No students appeared at my Tuesday class this week. Perhaps I should say no other students, for there is teacher and learning moment in everything, including a room with just one person in it. The occasion allowed me some quiet practice alone – time to breathe, and time to work on a difficult pose, pincha mayurasana, and some other arm balances. Handstand is a tough one for me, as well. That day, serendipity allowed me to be not too busy for my personal yoga practice.
A popular meme lately, “Busy-Trap,” seems to be just a newer term for “joining the rat race.” We participate because of ambition, sometimes even small ambitions. Making sure you always have kale in the fridge for your “green smoothie a day” objective needs to be time-blocked, as does fitting in 16+ weeks of training runs for a marathon goal. If you have other humans or creatures depending on you, the reason stays simple, but the execution can get complicated. Hence the “trap.”

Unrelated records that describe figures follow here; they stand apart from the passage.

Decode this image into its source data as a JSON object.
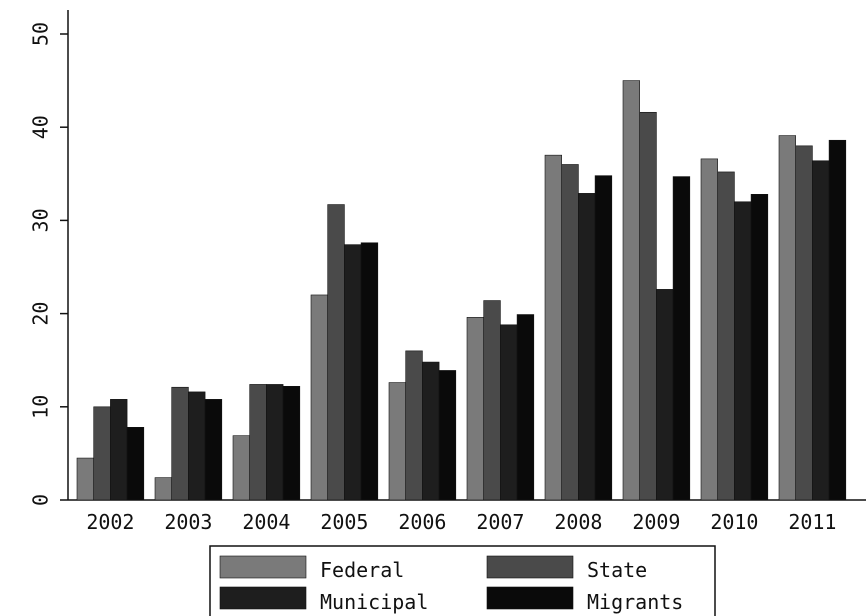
{
  "chart_data": {
    "type": "bar",
    "title": "",
    "xlabel": "",
    "ylabel": "",
    "ylim": [
      0,
      50
    ],
    "yticks": [
      "0",
      "10",
      "20",
      "30",
      "40",
      "50"
    ],
    "categories": [
      "2002",
      "2003",
      "2004",
      "2005",
      "2006",
      "2007",
      "2008",
      "2009",
      "2010",
      "2011"
    ],
    "series": [
      {
        "name": "Federal",
        "color": "#7a7a7a",
        "values": [
          4.5,
          2.4,
          6.9,
          22.0,
          12.6,
          19.6,
          37.0,
          45.0,
          36.6,
          39.1
        ]
      },
      {
        "name": "State",
        "color": "#4a4a4a",
        "values": [
          10.0,
          12.1,
          12.4,
          31.7,
          16.0,
          21.4,
          36.0,
          41.6,
          35.2,
          38.0
        ]
      },
      {
        "name": "Municipal",
        "color": "#1e1e1e",
        "values": [
          10.8,
          11.6,
          12.4,
          27.4,
          14.8,
          18.8,
          32.9,
          22.6,
          32.0,
          36.4
        ]
      },
      {
        "name": "Migrants",
        "color": "#0a0a0a",
        "values": [
          7.8,
          10.8,
          12.2,
          27.6,
          13.9,
          19.9,
          34.8,
          34.7,
          32.8,
          38.6
        ]
      }
    ],
    "grid": false,
    "legend_position": "bottom"
  }
}
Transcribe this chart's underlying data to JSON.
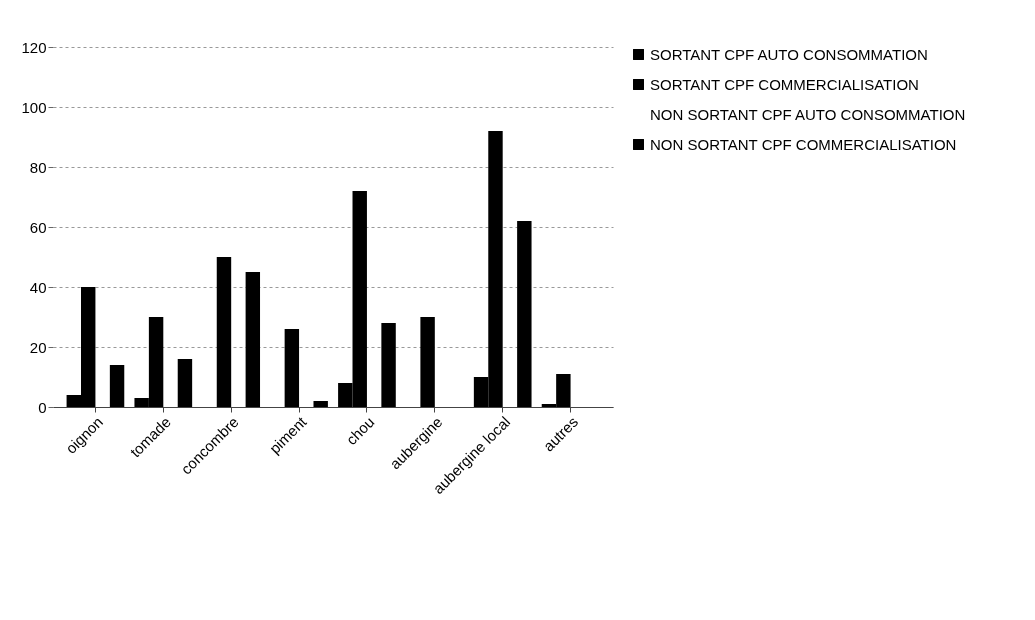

Or perhaps “busy” is just a nice way of saying, “Yes, I do feel that thing that you’re asking me to do is important, but tonight I need to tend to another important thing, and I don’t wish to burden you with an explanation of what it is.” It’s diplomatically easier if you’re not hooked up by IV to various social media, if you live in a larger city, or no one sees you return from work.
Not a rat, at left: What I do have is ample nature surrounding my office, two legs that work, and room in my diet for a cinnamon-sugar cake doughnut. Earlier this week I spent a lunch hour, walking to and from the nearest doughnut shop, the most excellent Mojo Monkey Donuts. The adorable but sharply right-listing and possibly daft bunny caught my attention, on my return trip.